Sementara itu, dalam lawatannya ke Jepang pada awal November lalu, Aung San Suu Kyi mengatakan, saat ini penyelidikan tengah berlangsung di Negara Bagian Rakhine atas dugaan penyalahgunaan wewenang yang dilakukan militer berupa tindak pemerkosaan dan pembunuhan warga sipil Rohingya.
"Kami telah sangat berhati-hati untuk tidak menyalahkan siapa pun sampai kami memiliki bukti yang lengkap mengenai siapa bertanggung jawab untuk apa," ujar Suu Kyi seperti dikutip dari Reuters.
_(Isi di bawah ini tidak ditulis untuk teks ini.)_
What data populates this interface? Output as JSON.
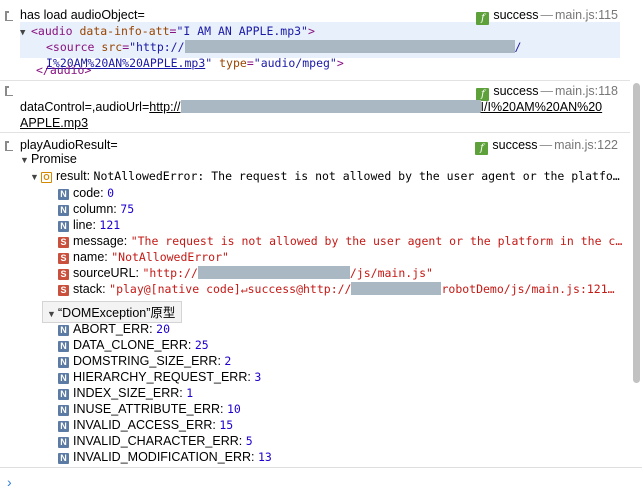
{
  "entry1": {
    "message": "has load audioObject=",
    "source_label": "success",
    "source_dash": "—",
    "source_file": "main.js:115",
    "audio_open_tag": "<audio",
    "audio_attr_name": "data-info-att",
    "audio_attr_value": "\"I AM AN APPLE.mp3\"",
    "audio_open_close": ">",
    "source_tag_open": "<source",
    "source_src_attr": "src",
    "source_src_start": "\"http://",
    "source_src_end": "/",
    "source_src_line2": "I%20AM%20AN%20APPLE.mp3",
    "source_src_line2_close": "\"",
    "source_type_attr": "type",
    "source_type_value": "\"audio/mpeg\"",
    "source_tag_close": ">",
    "audio_close_tag": "</audio>"
  },
  "entry2": {
    "source_label": "success",
    "source_dash": "—",
    "source_file": "main.js:118",
    "message_prefix": "dataControl=,audioUrl=",
    "url_start": "http://",
    "url_end": "I/I%20AM%20AN%20",
    "url_line2": "APPLE.mp3"
  },
  "entry3": {
    "message": "playAudioResult=",
    "source_label": "success",
    "source_dash": "—",
    "source_file": "main.js:122",
    "promise_label": "Promise",
    "result_key": "result:",
    "result_value": "NotAllowedError: The request is not allowed by the user agent or the platfo…",
    "props": [
      {
        "type": "N",
        "key": "code:",
        "value": "0"
      },
      {
        "type": "N",
        "key": "column:",
        "value": "75"
      },
      {
        "type": "N",
        "key": "line:",
        "value": "121"
      },
      {
        "type": "S",
        "key": "message:",
        "value": "\"The request is not allowed by the user agent or the platform in the c…"
      },
      {
        "type": "S",
        "key": "name:",
        "value": "\"NotAllowedError\""
      },
      {
        "type": "S",
        "key": "sourceURL:",
        "value_start": "\"http://",
        "value_end": "/js/main.js\""
      },
      {
        "type": "S",
        "key": "stack:",
        "value_start": "\"play@[native code]↵success@http://",
        "value_end": "robotDemo/js/main.js:121…"
      }
    ],
    "prototype_label": "“DOMException”原型",
    "constants": [
      {
        "key": "ABORT_ERR:",
        "value": "20"
      },
      {
        "key": "DATA_CLONE_ERR:",
        "value": "25"
      },
      {
        "key": "DOMSTRING_SIZE_ERR:",
        "value": "2"
      },
      {
        "key": "HIERARCHY_REQUEST_ERR:",
        "value": "3"
      },
      {
        "key": "INDEX_SIZE_ERR:",
        "value": "1"
      },
      {
        "key": "INUSE_ATTRIBUTE_ERR:",
        "value": "10"
      },
      {
        "key": "INVALID_ACCESS_ERR:",
        "value": "15"
      },
      {
        "key": "INVALID_CHARACTER_ERR:",
        "value": "5"
      },
      {
        "key": "INVALID_MODIFICATION_ERR:",
        "value": "13"
      }
    ]
  },
  "console": {
    "prompt_symbol": "›",
    "accent_color": "#2f7ed8"
  }
}
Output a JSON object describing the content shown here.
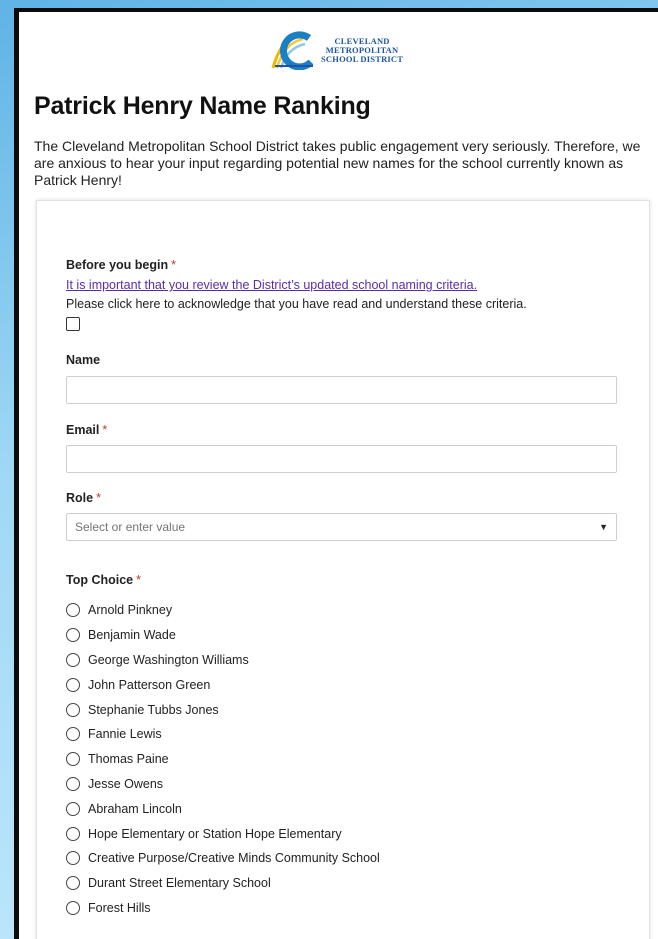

Sebagian meyakini diamnya Suu Kyi tak lepas dari faktor ia takut kehilangan dukungan mayoritas warga yang berujung pada terancamnya kekuasaan politiknya.
Lindsay Murdoch dalam tulisan kolom di The Sydney Morning Herald menyebutkan, dukungan mutlak mayoritas warga telah menempatkan Suu Kyi pada titik arogan. Karenanya Suu Kyi menilai ia tak lagi harus bicara soal Rohingya. Yang terpenting adalah dukungan kepada dirinya dan partainya.
Dalam tulisannya di Global Research pada Senin, 21 November 2016, Tony Cartalucci menjuluki Suu Kyi sebagai "diktator demokratis baru Myanmar". Julukan ini kurang lebih sama dengan yang pernah disematkan Lindsay sekitar tujuh bulan lalu ketika menyikapi kemenangan Suu Kyi dan partainya, Liga Nasional untuk Demokrasi (NLD).
Hingga saat ini tak ada perkembangan berarti yang terjadi di Rakhine khususnya yang dirasakan warga Rohingya. Laporan terakhir menyebutkan, sebanyak 3.000 warga Rohingya diberikan perlindungan oleh pemerintah China. Dan 500 orang dilaporkan menyeberang ke Bangladesh dengan membawa kisah horor.
"Tentara Myanmar membunuh ayah dan kakekku...," kata seorang remaja berusia 17 tahun, Mohammad Amin.
"Sejauh mataku memandang, yang tampak hanya rumah-rumah yang dibakar. Aku tak tahu bagaimana nasib ibu dan adikku," imbuhnya.